Dann ist die Arbeit erst einmal getan. Ich setze mich an die frische Luft, der Alkoholdunst ist nur schwer erträglich. Das Boot muss gut gelüftet sein. Ich könnte mir vorstellen, dass sich sonst eine explosive Mischung in der Luft bildet. Das Lüften hilft auch gegen die Kopfschmerzen. Nach zwei bis drei Stunden ist der Alkohol verdunstet (bei ca. 30°C Raumtemperatur). Dann sollten sich erste Dreckflecken im Backpulver zeigen.

Der Boden trocknet langsam ab und es zeigen sich braune Flecken im weißen Backpulver. Das ist der Dreck, der rauskommt.

Nun sprühe ich den Alkohol wieder und wieder darauf, er löst den Dreck aus dem Teppich. Nach drei bis vier Alkoholanwendungen lasse ich den Teppich über Nacht komplett trocknen. Am nächsten Morgen wird gesaugt, das trockene Backpulver lässt sich leicht aufsaugen.

Nach dem Staubsaugen. Man sieht deutlich, dass immer noch Dreck im Teppich hängt. Also ist eine weitere Anwendung nötig.

Anschließend kann ich das Ergebnis beurteilen und ob der Teppich eine weitere Behandlung braucht. Wenn keine weitere Behandlung nötig ist, bürste ich mit einer kräftigen Bürste die letzten Reste aus dem Teppich und lasse sie im Staubsauger verschwinden. Das Ergebnis kann sich sehen lassen. In der Vorschiffskoje war ein breiter, schwarzer Strich auf dem Boden, dort steht immer unsere Hochsee-Mülltonne, da laufen wir oft entlang. Jetzt ist der Boden wieder schön sauber.

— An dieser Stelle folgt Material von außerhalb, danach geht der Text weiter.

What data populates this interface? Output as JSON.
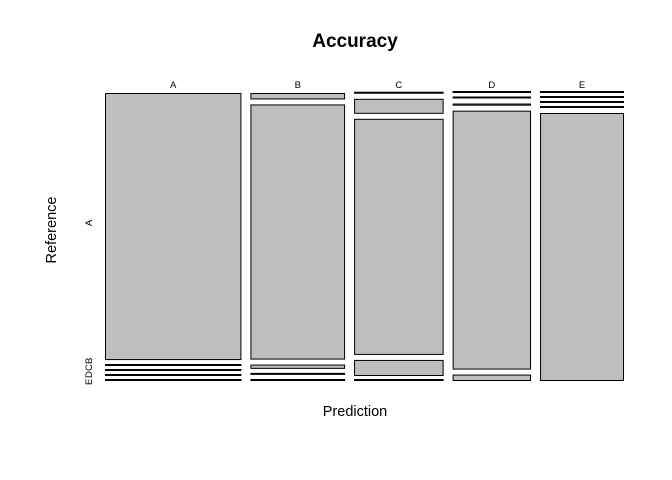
{
  "chart_data": {
    "type": "mosaic",
    "title": "Accuracy",
    "xlabel": "Prediction",
    "ylabel": "Reference",
    "categories": [
      "A",
      "B",
      "C",
      "D",
      "E"
    ],
    "y_tick_labels": [
      "A",
      "E",
      "D",
      "C",
      "B"
    ],
    "fill_color": "#bebebe",
    "column_widths": [
      0.294,
      0.204,
      0.193,
      0.169,
      0.181
    ],
    "cells": [
      {
        "prediction": "A",
        "reference": [
          "A",
          "B",
          "C",
          "D",
          "E"
        ],
        "proportions": [
          0.9965,
          0.0035,
          0,
          0,
          0
        ]
      },
      {
        "prediction": "B",
        "reference": [
          "A",
          "B",
          "C",
          "D",
          "E"
        ],
        "proportions": [
          0.024,
          0.952,
          0.016,
          0.004,
          0.004
        ]
      },
      {
        "prediction": "C",
        "reference": [
          "A",
          "B",
          "C",
          "D",
          "E"
        ],
        "proportions": [
          0.003,
          0.056,
          0.881,
          0.06,
          0.0
        ]
      },
      {
        "prediction": "D",
        "reference": [
          "A",
          "B",
          "C",
          "D",
          "E"
        ],
        "proportions": [
          0.0,
          0.002,
          0.008,
          0.966,
          0.024
        ]
      },
      {
        "prediction": "E",
        "reference": [
          "A",
          "B",
          "C",
          "D",
          "E"
        ],
        "proportions": [
          0.0,
          0.0,
          0.0,
          0.0,
          1.0
        ]
      }
    ],
    "grid": false,
    "legend": "none"
  }
}
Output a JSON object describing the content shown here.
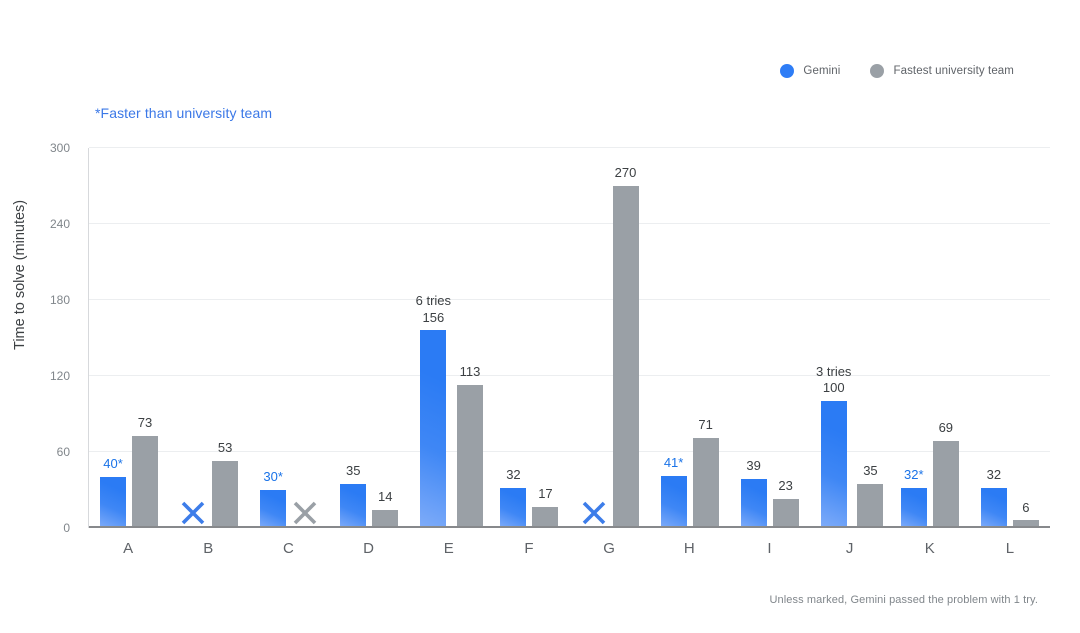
{
  "legend": {
    "items": [
      {
        "label": "Gemini",
        "color": "#2e7df6"
      },
      {
        "label": "Fastest university team",
        "color": "#9aa0a6"
      }
    ]
  },
  "note": "*Faster than university team",
  "footnote": "Unless marked, Gemini passed the problem with 1 try.",
  "colors": {
    "gemini_bar_top": "#2b7bf4",
    "gemini_bar_bottom_left": "#7facf9",
    "university_bar": "#9aa0a6",
    "starred_label_blue": "#1a73e8",
    "value_label_gray": "#3c4043",
    "note_blue": "#3b78e7",
    "fail_marker_blue": "#3d7de9",
    "fail_marker_gray": "#9aa0a6"
  },
  "chart_data": {
    "type": "bar",
    "title": "",
    "xlabel": "",
    "ylabel": "Time to solve (minutes)",
    "ylim": [
      0,
      300
    ],
    "yticks": [
      0,
      60,
      120,
      180,
      240,
      300
    ],
    "grid": true,
    "legend_position": "top-right",
    "categories": [
      "A",
      "B",
      "C",
      "D",
      "E",
      "F",
      "G",
      "H",
      "I",
      "J",
      "K",
      "L"
    ],
    "failed_marker": "X cross shown where team did not solve",
    "series": [
      {
        "name": "Gemini",
        "values": [
          40,
          null,
          30,
          35,
          156,
          32,
          null,
          41,
          39,
          100,
          32,
          32
        ],
        "labels": [
          "40*",
          null,
          "30*",
          "35",
          "156",
          "32",
          null,
          "41*",
          "39",
          "100",
          "32*",
          "32"
        ],
        "starred": [
          true,
          false,
          true,
          false,
          false,
          false,
          false,
          true,
          false,
          false,
          true,
          false
        ],
        "tries": [
          null,
          null,
          null,
          null,
          "6 tries",
          null,
          null,
          null,
          null,
          "3 tries",
          null,
          null
        ],
        "marker_color": "#3d7de9"
      },
      {
        "name": "Fastest university team",
        "values": [
          73,
          53,
          null,
          14,
          113,
          17,
          270,
          71,
          23,
          35,
          69,
          6
        ],
        "labels": [
          "73",
          "53",
          null,
          "14",
          "113",
          "17",
          "270",
          "71",
          "23",
          "35",
          "69",
          "6"
        ],
        "starred": [
          false,
          false,
          false,
          false,
          false,
          false,
          false,
          false,
          false,
          false,
          false,
          false
        ],
        "tries": [
          null,
          null,
          null,
          null,
          null,
          null,
          null,
          null,
          null,
          null,
          null,
          null
        ],
        "marker_color": "#9aa0a6"
      }
    ]
  }
}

Vorschiffskoje nach drei Anwendungen. Eigentlich waren es zwei Anwendungen und ein Versuch zum Lernen.

Ach ja, da wäre noch der Dienstagmorgen. Der Rigger ist bei uns am Boot und schaut sich die Mastspitze in aller Ruhe mit dem Fernglas an. Dann teilt er mir mit, dass wir wahrscheinlich den Mast legen müssen. Er wird versuchen, sich über Nacht eine Lösung einfallen zu lassen, wie er das Problem bei stehendem Mast beheben kann. Ansonsten würde alleine der Kran ca. 1000 US$ kosten. Bäh. Ich mag solche Nachrichten nicht.

Frisch eingesprüht, darf trocknen.

Ich schnappe mir die Sprühflasche und gebe dem Fußboden eine weitere Behandlung. Aruba ist klebriger als unser Fußboden.

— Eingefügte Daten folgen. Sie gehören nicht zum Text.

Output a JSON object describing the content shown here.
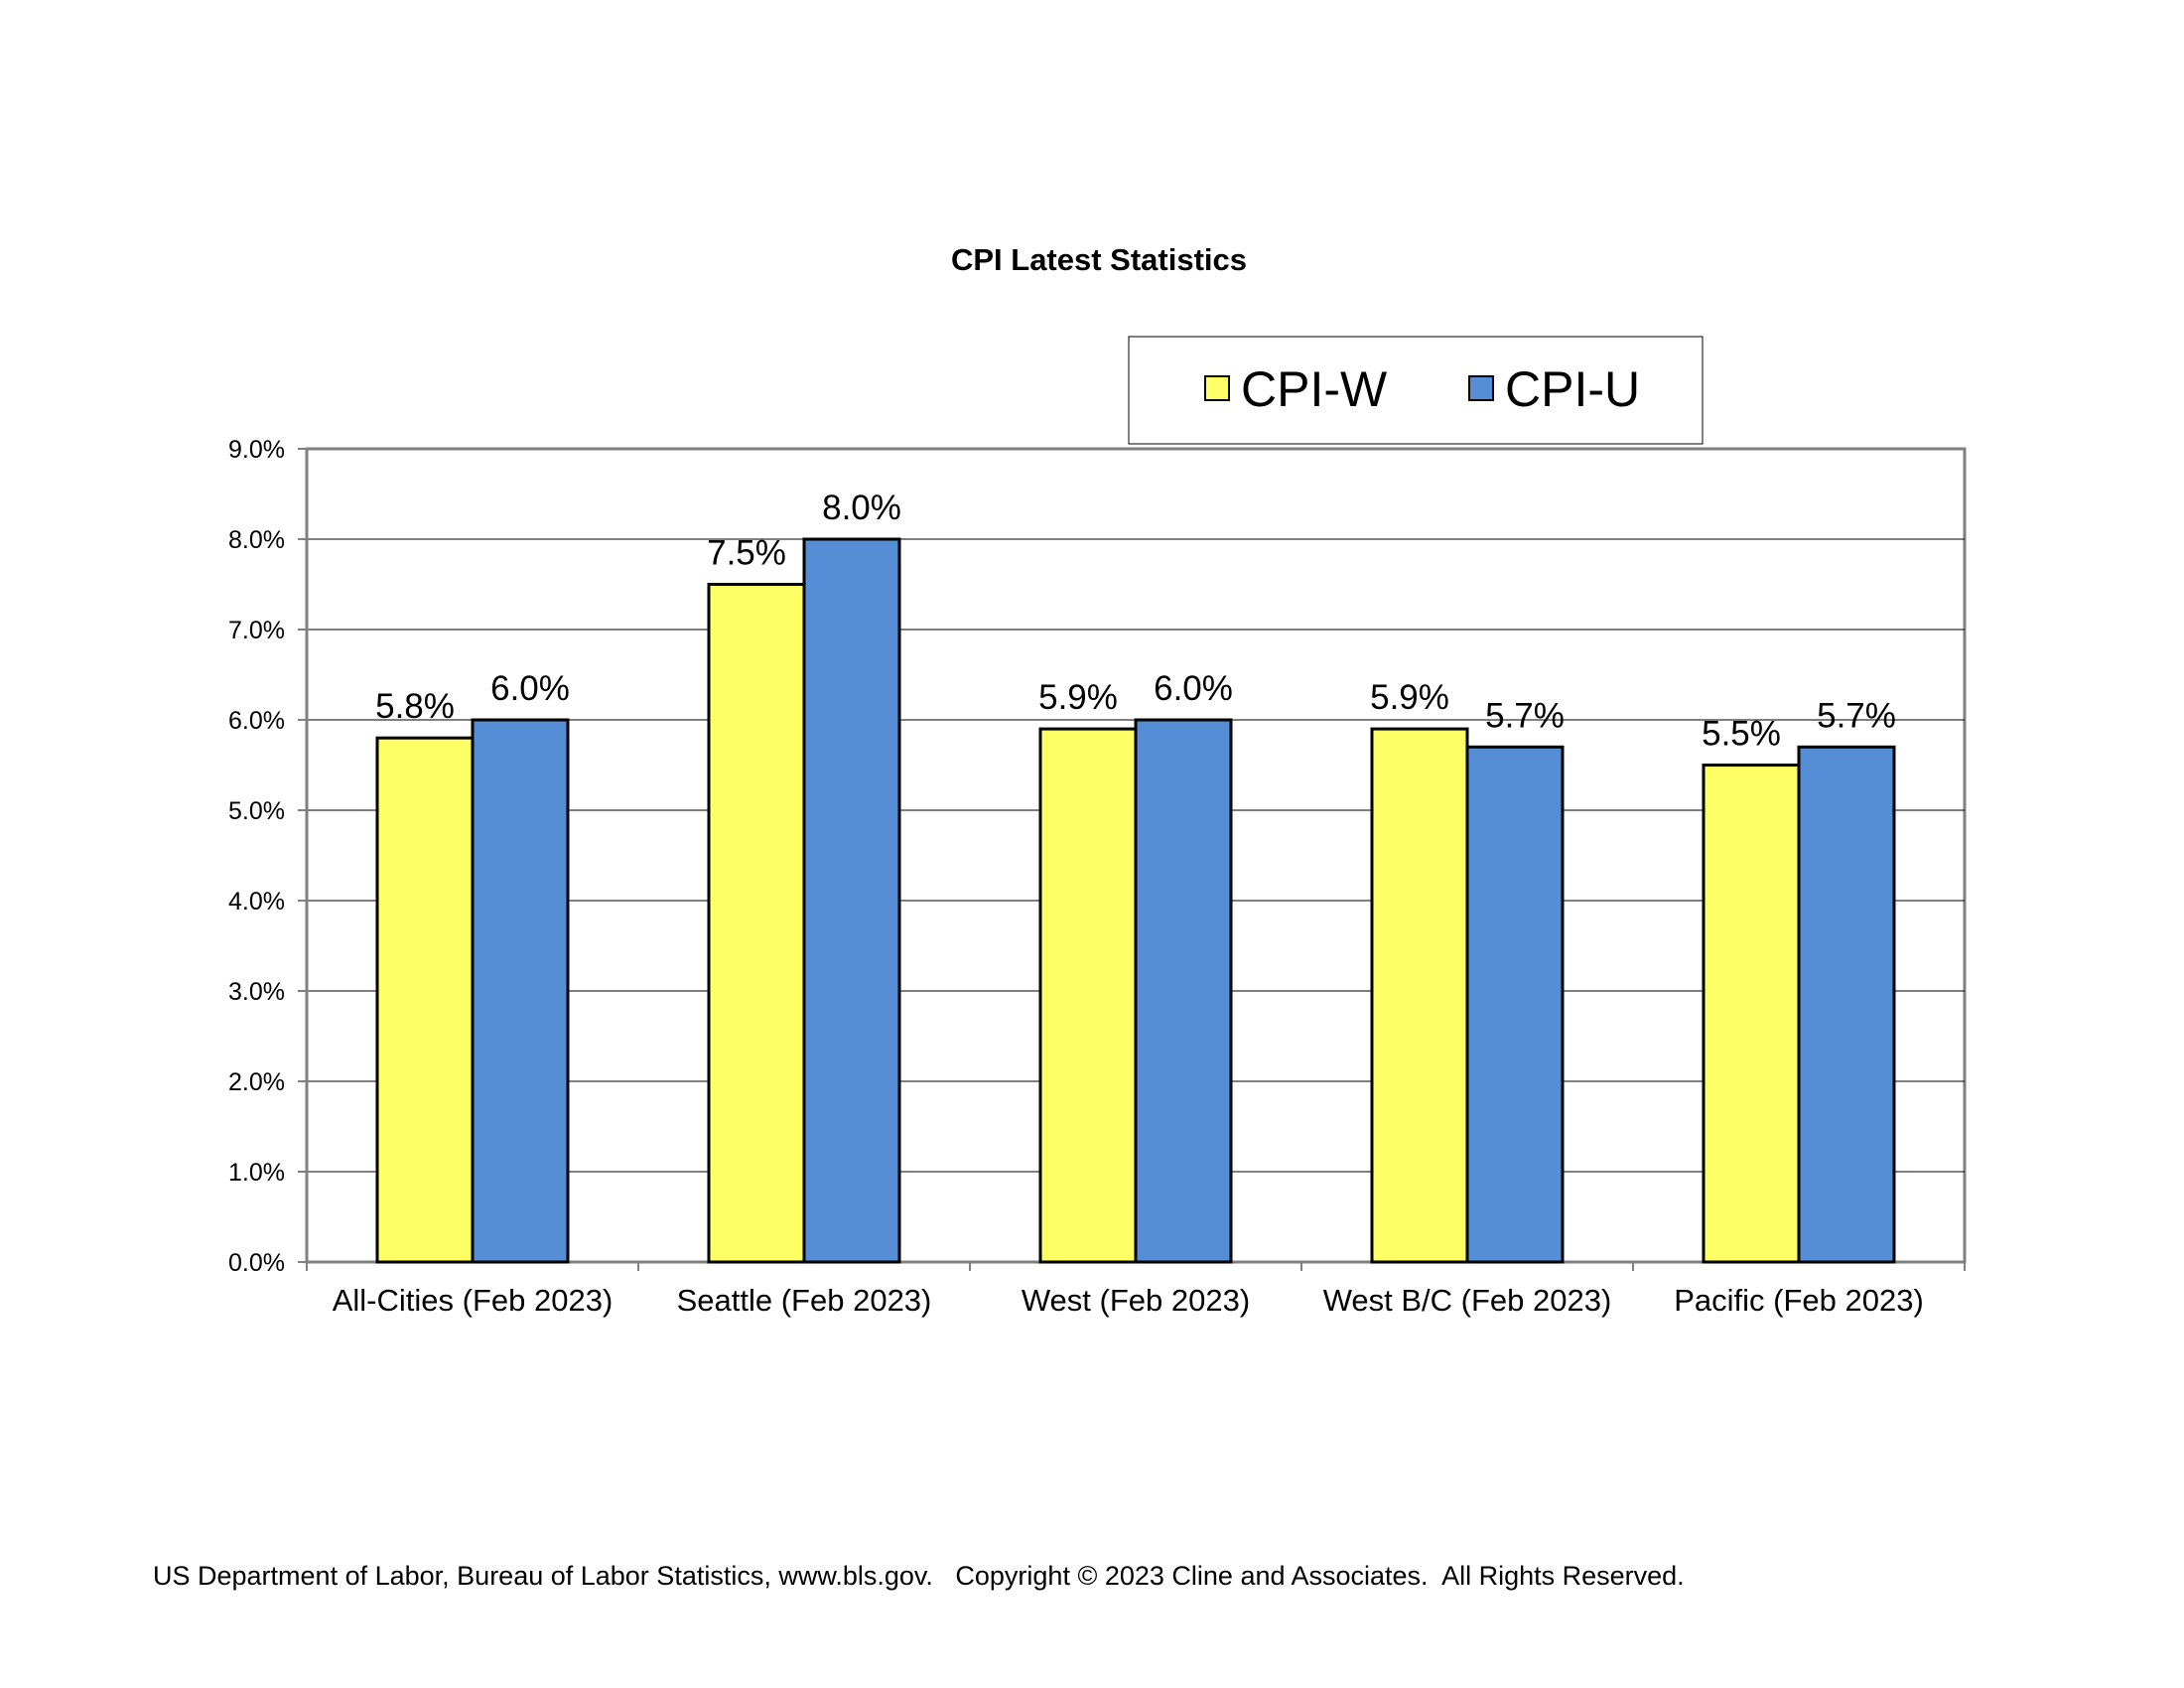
{
  "chart_data": {
    "type": "bar",
    "title": "CPI Latest Statistics",
    "xlabel": "",
    "ylabel": "",
    "categories": [
      "All-Cities (Feb 2023)",
      "Seattle (Feb 2023)",
      "West (Feb 2023)",
      "West B/C (Feb 2023)",
      "Pacific (Feb 2023)"
    ],
    "series": [
      {
        "name": "CPI-W",
        "color": "#FFFF66",
        "values": [
          5.8,
          7.5,
          5.9,
          5.9,
          5.5
        ],
        "labels": [
          "5.8%",
          "7.5%",
          "5.9%",
          "5.9%",
          "5.5%"
        ]
      },
      {
        "name": "CPI-U",
        "color": "#558ED5",
        "values": [
          6.0,
          8.0,
          6.0,
          5.7,
          5.7
        ],
        "labels": [
          "6.0%",
          "8.0%",
          "6.0%",
          "5.7%",
          "5.7%"
        ]
      }
    ],
    "ylim": [
      0,
      9
    ],
    "yticks": [
      "0.0%",
      "1.0%",
      "2.0%",
      "3.0%",
      "4.0%",
      "5.0%",
      "6.0%",
      "7.0%",
      "8.0%",
      "9.0%"
    ],
    "grid": true,
    "legend": "top-right"
  },
  "footer": {
    "source": "US Department of Labor, Bureau of Labor Statistics, www.bls.gov.   Copyright © 2023 Cline and Associates.  All Rights Reserved."
  }
}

In Covid-Zeiten ist es sicher nicht schlecht, dass wir in den letzten Tagen unseren Teppichboden immer wieder und wieder und wieder und wieder desinfiziert haben. Unsere Füße werden auf keinen Fall Covid bekommen. Ich kann mir nicht vorstellen, dass es einen Ort mit besser desinfiziertem Fußboden gibt.